Although Amazon S3 can generate a lot of logs and it makes sense to have an ETL process to parse, combine and put the logs into Parquet or ORC format for better query performance, there is still an easy way to analyze logs using a Hive table created just on top of the raw S3 log directory.

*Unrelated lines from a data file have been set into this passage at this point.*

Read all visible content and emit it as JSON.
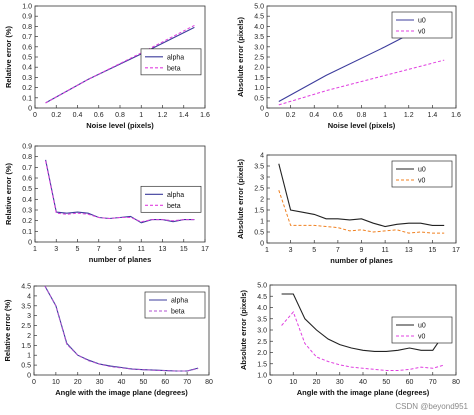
{
  "watermark": "CSDN @beyond951",
  "chart_data": [
    {
      "type": "line",
      "xlabel": "Noise level (pixels)",
      "ylabel": "Relative error (%)",
      "xlim": [
        0,
        1.6
      ],
      "ylim": [
        0,
        1
      ],
      "xticks": [
        0,
        0.2,
        0.4,
        0.6,
        0.8,
        1,
        1.2,
        1.4,
        1.6
      ],
      "xtick_labels": [
        "0",
        "0.2",
        "0.4",
        "0.6",
        "0.8",
        "1",
        "1.2",
        "1.4",
        "1.6"
      ],
      "yticks": [
        0,
        0.1,
        0.2,
        0.3,
        0.4,
        0.5,
        0.6,
        0.7,
        0.8,
        0.9,
        1
      ],
      "ytick_labels": [
        "0",
        "0.1",
        "0.2",
        "0.3",
        "0.4",
        "0.5",
        "0.6",
        "0.7",
        "0.8",
        "0.9",
        "1.0"
      ],
      "legend": "right",
      "series": [
        {
          "name": "alpha",
          "color": "#3c3c9c",
          "dash": "",
          "x": [
            0.1,
            0.5,
            1.0,
            1.5
          ],
          "y": [
            0.05,
            0.28,
            0.53,
            0.79
          ]
        },
        {
          "name": "beta",
          "color": "#e040e0",
          "dash": "3,2",
          "x": [
            0.1,
            0.5,
            1.0,
            1.5
          ],
          "y": [
            0.05,
            0.28,
            0.54,
            0.81
          ]
        }
      ]
    },
    {
      "type": "line",
      "xlabel": "Noise level (pixels)",
      "ylabel": "Absolute error (pixels)",
      "xlim": [
        0,
        1.6
      ],
      "ylim": [
        0,
        5
      ],
      "xticks": [
        0,
        0.2,
        0.4,
        0.6,
        0.8,
        1,
        1.2,
        1.4,
        1.6
      ],
      "xtick_labels": [
        "0",
        "0.2",
        "0.4",
        "0.6",
        "0.8",
        "1",
        "1.2",
        "1.4",
        "1.6"
      ],
      "yticks": [
        0,
        0.5,
        1,
        1.5,
        2,
        2.5,
        3,
        3.5,
        4,
        4.5,
        5
      ],
      "ytick_labels": [
        "0",
        "0.5",
        "1.0",
        "1.5",
        "2.0",
        "2.5",
        "3.0",
        "3.5",
        "4.0",
        "4.5",
        "5.0"
      ],
      "legend": "top-right",
      "series": [
        {
          "name": "u0",
          "color": "#3c3c9c",
          "dash": "",
          "x": [
            0.1,
            0.5,
            1.0,
            1.5
          ],
          "y": [
            0.32,
            1.6,
            3.0,
            4.5
          ]
        },
        {
          "name": "v0",
          "color": "#e040e0",
          "dash": "3,2",
          "x": [
            0.1,
            0.5,
            1.0,
            1.5
          ],
          "y": [
            0.15,
            0.85,
            1.6,
            2.35
          ]
        }
      ]
    },
    {
      "type": "line",
      "xlabel": "number of planes",
      "ylabel": "Relative error (%)",
      "xlim": [
        1,
        17
      ],
      "ylim": [
        0,
        0.9
      ],
      "xticks": [
        1,
        3,
        5,
        7,
        9,
        11,
        13,
        15,
        17
      ],
      "xtick_labels": [
        "1",
        "3",
        "5",
        "7",
        "9",
        "11",
        "13",
        "15",
        "17"
      ],
      "yticks": [
        0,
        0.1,
        0.2,
        0.3,
        0.4,
        0.5,
        0.6,
        0.7,
        0.8,
        0.9
      ],
      "ytick_labels": [
        "0",
        "0.1",
        "0.2",
        "0.3",
        "0.4",
        "0.5",
        "0.6",
        "0.7",
        "0.8",
        "0.9"
      ],
      "legend": "right",
      "series": [
        {
          "name": "alpha",
          "color": "#3c3c9c",
          "dash": "",
          "x": [
            2,
            3,
            4,
            5,
            6,
            7,
            8,
            9,
            10,
            11,
            12,
            13,
            14,
            15,
            16
          ],
          "y": [
            0.77,
            0.28,
            0.27,
            0.28,
            0.27,
            0.23,
            0.22,
            0.23,
            0.24,
            0.18,
            0.21,
            0.21,
            0.19,
            0.21,
            0.21
          ]
        },
        {
          "name": "beta",
          "color": "#e040e0",
          "dash": "3,2",
          "x": [
            2,
            3,
            4,
            5,
            6,
            7,
            8,
            9,
            10,
            11,
            12,
            13,
            14,
            15,
            16
          ],
          "y": [
            0.76,
            0.27,
            0.26,
            0.27,
            0.26,
            0.23,
            0.22,
            0.23,
            0.23,
            0.19,
            0.21,
            0.21,
            0.2,
            0.21,
            0.21
          ]
        }
      ]
    },
    {
      "type": "line",
      "xlabel": "number of planes",
      "ylabel": "Absolute error (pixels)",
      "xlim": [
        1,
        17
      ],
      "ylim": [
        0,
        4
      ],
      "xticks": [
        1,
        3,
        5,
        7,
        9,
        11,
        13,
        15,
        17
      ],
      "xtick_labels": [
        "1",
        "3",
        "5",
        "7",
        "9",
        "11",
        "13",
        "15",
        "17"
      ],
      "yticks": [
        0,
        0.5,
        1,
        1.5,
        2,
        2.5,
        3,
        3.5,
        4
      ],
      "ytick_labels": [
        "0",
        "0.5",
        "1",
        "1.5",
        "2",
        "2.5",
        "3",
        "3.5",
        "4"
      ],
      "legend": "top-right",
      "series": [
        {
          "name": "u0",
          "color": "#222222",
          "dash": "",
          "x": [
            2,
            3,
            4,
            5,
            6,
            7,
            8,
            9,
            10,
            11,
            12,
            13,
            14,
            15,
            16
          ],
          "y": [
            3.6,
            1.5,
            1.4,
            1.3,
            1.1,
            1.1,
            1.05,
            1.1,
            0.9,
            0.75,
            0.85,
            0.9,
            0.9,
            0.8,
            0.8
          ]
        },
        {
          "name": "v0",
          "color": "#f08020",
          "dash": "3,2",
          "x": [
            2,
            3,
            4,
            5,
            6,
            7,
            8,
            9,
            10,
            11,
            12,
            13,
            14,
            15,
            16
          ],
          "y": [
            2.4,
            0.8,
            0.8,
            0.8,
            0.75,
            0.7,
            0.55,
            0.6,
            0.5,
            0.55,
            0.6,
            0.45,
            0.5,
            0.45,
            0.45
          ]
        }
      ]
    },
    {
      "type": "line",
      "xlabel": "Angle with the image plane (degrees)",
      "ylabel": "Relative error (%)",
      "xlim": [
        0,
        80
      ],
      "ylim": [
        0,
        4.5
      ],
      "xticks": [
        0,
        10,
        20,
        30,
        40,
        50,
        60,
        70,
        80
      ],
      "xtick_labels": [
        "0",
        "10",
        "20",
        "30",
        "40",
        "50",
        "60",
        "70",
        "80"
      ],
      "yticks": [
        0,
        0.5,
        1,
        1.5,
        2,
        2.5,
        3,
        3.5,
        4,
        4.5
      ],
      "ytick_labels": [
        "0",
        "0.5",
        "1",
        "1.5",
        "2",
        "2.5",
        "3",
        "3.5",
        "4",
        "4.5"
      ],
      "legend": "top-right",
      "series": [
        {
          "name": "alpha",
          "color": "#3c3c9c",
          "dash": "",
          "x": [
            5,
            10,
            15,
            20,
            25,
            30,
            35,
            40,
            45,
            50,
            55,
            60,
            65,
            70,
            75
          ],
          "y": [
            4.5,
            3.5,
            1.6,
            1.0,
            0.75,
            0.55,
            0.45,
            0.38,
            0.3,
            0.27,
            0.25,
            0.22,
            0.2,
            0.2,
            0.35
          ]
        },
        {
          "name": "beta",
          "color": "#b050d0",
          "dash": "3,2",
          "x": [
            5,
            10,
            15,
            20,
            25,
            30,
            35,
            40,
            45,
            50,
            55,
            60,
            65,
            70,
            75
          ],
          "y": [
            4.5,
            3.5,
            1.55,
            1.0,
            0.72,
            0.55,
            0.42,
            0.36,
            0.3,
            0.27,
            0.24,
            0.22,
            0.2,
            0.2,
            0.33
          ]
        }
      ]
    },
    {
      "type": "line",
      "xlabel": "Angle with the image plane (degrees)",
      "ylabel": "Absolute error (pixels)",
      "xlim": [
        0,
        80
      ],
      "ylim": [
        1,
        5
      ],
      "xticks": [
        0,
        10,
        20,
        30,
        40,
        50,
        60,
        70,
        80
      ],
      "xtick_labels": [
        "0",
        "10",
        "20",
        "30",
        "40",
        "50",
        "60",
        "70",
        "80"
      ],
      "yticks": [
        1,
        1.5,
        2,
        2.5,
        3,
        3.5,
        4,
        4.5,
        5
      ],
      "ytick_labels": [
        "1.0",
        "1.5",
        "2.0",
        "2.5",
        "3.0",
        "3.5",
        "4.0",
        "4.5",
        "5.0"
      ],
      "legend": "middle-right",
      "series": [
        {
          "name": "u0",
          "color": "#222222",
          "dash": "",
          "x": [
            5,
            10,
            15,
            20,
            25,
            30,
            35,
            40,
            45,
            50,
            55,
            60,
            65,
            70,
            75
          ],
          "y": [
            4.6,
            4.6,
            3.5,
            3.0,
            2.6,
            2.35,
            2.2,
            2.1,
            2.05,
            2.05,
            2.1,
            2.2,
            2.1,
            2.1,
            2.85
          ]
        },
        {
          "name": "v0",
          "color": "#e040e0",
          "dash": "3,2",
          "x": [
            5,
            10,
            15,
            20,
            25,
            30,
            35,
            40,
            45,
            50,
            55,
            60,
            65,
            70,
            75
          ],
          "y": [
            3.2,
            3.8,
            2.4,
            1.8,
            1.6,
            1.45,
            1.35,
            1.3,
            1.25,
            1.2,
            1.2,
            1.25,
            1.35,
            1.3,
            1.45
          ]
        }
      ]
    }
  ]
}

Here is the DDL I use for Hive table:
CREATE EXTERNAL TABLE s3_access_logs ( bucket_owner STRING, bucket STRING, request_datetime STRING, remote_ip STRING, requester STRING, request_id STRING, operation STRING, key STRING, request_URI STRING, http_status STRING, error_code STRING, bytes_sent BIGINT, object_size BIGINT, total_time STRING, turnaround_time STRING, referrer STRING, user_agent STRING, version_id STRING, host_id STRING, sigv STRING, cipher_suite STRING, auth_type STRING, endpoint STRING, tls_version STRING ) ROW FORMAT SERDE 'org.apache.hadoop.hive.serde2.RegexSerDe' WITH SERDEPROPERTIES ( 'serialization.format' = '1', 'input.regex' = '([^ ]*) ([^ ]*) \\[(.*?)\\] ([^ ]*) ([^ ]*) ([^ ]*) ([^ ]*) ([^ ]*) (-|\\\".*?\\\") (-|[0-9]*) ([^ ]*) ([^ ]*) ([^ ]*) ([^ ]*) ([^ ]*) ([^ ]*) (-|\"[^\"]*\") ([^ ]*)(?: ([^ ]*) ([^ ]*) ([^ ]*) ([^ ]*) ([^ ]*) ([^ ]*))?.*$') LOCATION 's3://cloudsqale/s3_access_logs';
Just set your LOCATION for the S3 access logs you want to query.